The shoes were endless. Gandhi could tell a man’s personality from his shoes: worn-out shoes were a sign of carelessness, shoes that were always like new were a sign of fearfulness, shoes that weren’t laced properly were a sign of sexual potency, shoes with the backs folded down like slippers were a sign of craziness. He’d go on about this with the American, Dr. John Davis, who was impressed with Gandhi’s ability to polish shoes and sit for long hours bent over his hands without getting tired.
What really preoccupied Gandhi’s mind was mirrors; he wanted to turn each shoe into a mirror. He especially loved black shoes, for brown shoes, no matter how much they shined, never became like mirrors. A black one, on the other hand, could really be polished and became like one solid piece. After the black shoe polish was poured on, it became one, as though it were cast in black, and with the first rub of the brush the shine would start and brighten it, the black color would be opened to the world, and Gandhi would see the parts of his face on the shoe’s upper. The whole world enters shoes, and the man standing there, most often holding a newspaper, reading, doesn’t understand the importance of what is taking place atop his shoes. Only Gandhi knew, he knew that everything, the buildings and the faces, and the underground water pipes, and the sidewalk, everything enters into shoes, transforming them into a new world being born.

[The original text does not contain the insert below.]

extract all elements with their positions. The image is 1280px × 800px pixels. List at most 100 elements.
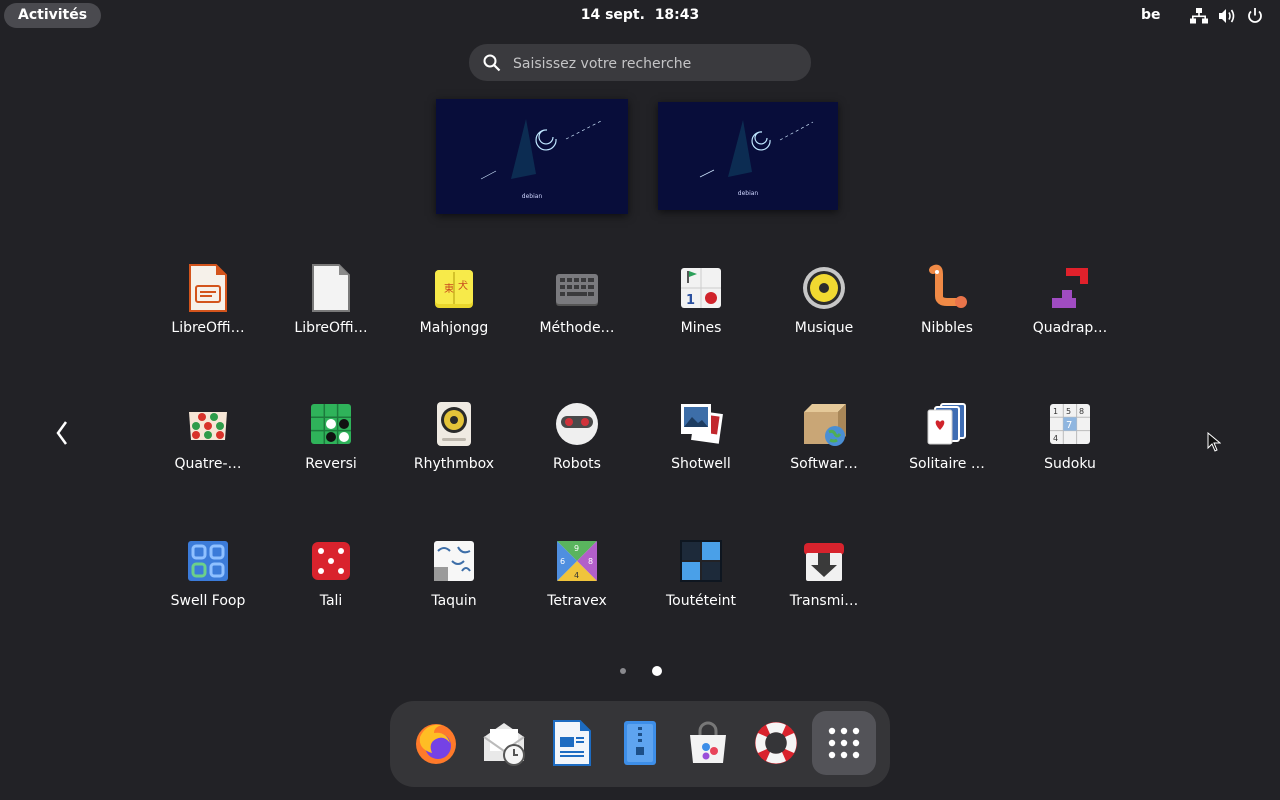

Gandhi hated the two-toned shoes that came into style in the late fifties, white on the sides with blotches of brown in the middle. Dying white shoes was bothersome, because he didn’t use the kind of polish that coated the leather; instead he had to use a water-soluble dye he got out of a long bottle, using some cottony material — a square white cloth upon which the white liquid was poured. Gandhi would put it on the shoe as if he were performing surgery. That was only for covering the shoe with the color; dying it was another thing altogether. Dying it would bring back the value of the shoe, not just cover it. White was for covering. Women’s shoes with the sharp pointed toes were impossible, because the pointy tip made it difficult to round out the color, so the shoe would remain only covered with the color, even if it was black. The true work was in the black shoe, when you could actually smell the leather, the “chevreux” style, or the “box” style. Gandhi preferred the box even though the chevreux was softer. The box could truly be transformed into a mirror, and the city transformed into a shoe.
When Gandhi would finish with the shoes that were sent to him, he’d stand them up against the wall and use them to watch the reflection of people’s feet as they walked by. When the customer would come to get his shoes, Gandhi would ask him to look carefully and see his face in them.
Once the Reverend Amin got upset. That was at the beginning of their long relationship. Gandhi asked him to look at the reflection of his face in his shoes, so the Reverend thought this short shoe shiner was making fun of him. He gave him a belittling look and left without paying.
He told Gandhi the next day he forgot to pay because he was so upset with him.
Gandhi refused to take any money and said he’d forget about the whole thing, that he wanted to prove to the Reverend that everything could be turned into a mirror. From that day on the Reverend Amin became Gandhi’s friend, and was convinced that everything could be turned into a mirror.